WebKit’s DisplayLink support
DisplayLink is a WebCore feature that improves resource utilization and improves synchronization with vertical screen retrace. For 2.44, an implementation of this feature for the GTK port was added that improves rendering performance.
Improved hardware-acceleration video decoding and rendering
When WebKit is using GStreamer 1.24 or newer, video playback can use the new support for DRM modifiers in the DMA-BUF sink. This improves video decoding and rendering, as it allows for zero-copy negotiation with the video decoders.
WebCodec API supported
WebKitGTK now supports the WebCodecs API, which allows web developers low-level access to video frames and audio chunks, a feature of importance for multimedia applications that need finer grain control over what gets played on the browser.
Other noteworthy changes
- Rendering with the Vulkan GTK renderer, which was known to have issues, is now working correctly.
- The X11 and WPE renderers have been removed in favor of the DMA-BUF one.

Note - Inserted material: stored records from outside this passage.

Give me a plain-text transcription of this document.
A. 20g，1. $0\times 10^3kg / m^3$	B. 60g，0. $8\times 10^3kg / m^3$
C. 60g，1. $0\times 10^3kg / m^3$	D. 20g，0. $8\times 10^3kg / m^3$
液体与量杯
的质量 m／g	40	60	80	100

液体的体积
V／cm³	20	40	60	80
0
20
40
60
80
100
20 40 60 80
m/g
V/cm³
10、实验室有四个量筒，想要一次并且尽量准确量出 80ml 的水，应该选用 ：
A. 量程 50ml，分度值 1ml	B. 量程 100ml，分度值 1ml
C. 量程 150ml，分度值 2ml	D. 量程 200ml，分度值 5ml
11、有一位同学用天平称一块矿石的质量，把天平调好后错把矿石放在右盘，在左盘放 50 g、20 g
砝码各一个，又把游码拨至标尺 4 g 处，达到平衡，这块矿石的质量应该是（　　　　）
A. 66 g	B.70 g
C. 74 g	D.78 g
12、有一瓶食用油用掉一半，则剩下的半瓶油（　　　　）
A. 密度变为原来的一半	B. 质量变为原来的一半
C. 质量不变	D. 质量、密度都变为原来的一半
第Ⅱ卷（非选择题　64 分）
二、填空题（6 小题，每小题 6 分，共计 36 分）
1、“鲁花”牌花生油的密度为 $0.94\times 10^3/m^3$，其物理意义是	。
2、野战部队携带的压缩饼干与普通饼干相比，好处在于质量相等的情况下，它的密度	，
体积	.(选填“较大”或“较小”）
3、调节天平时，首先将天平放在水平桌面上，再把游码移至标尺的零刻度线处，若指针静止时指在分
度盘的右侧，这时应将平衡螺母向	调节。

This means that WPE related dependencies are no longer needed.
- Support for the JPEG2000 image format has been removed. WebKit was the only major engine still supporting the format, which these days is rarely used. As a consequence, OpenJPEG is no longer a dependency. JPEG2000 should not be confused with JPEG-XL, which is still supported.
- Event reinjection has been removed. This might require changes in applications that use keybindings and such. GNOME Web has been updated already for the GNOME 46 release.
- Many memory and stability improvements, particularly on the multimedia backends.
For a more detailed list of changes, please check the release notes for 2.43.x and 2.44.0 from the news section.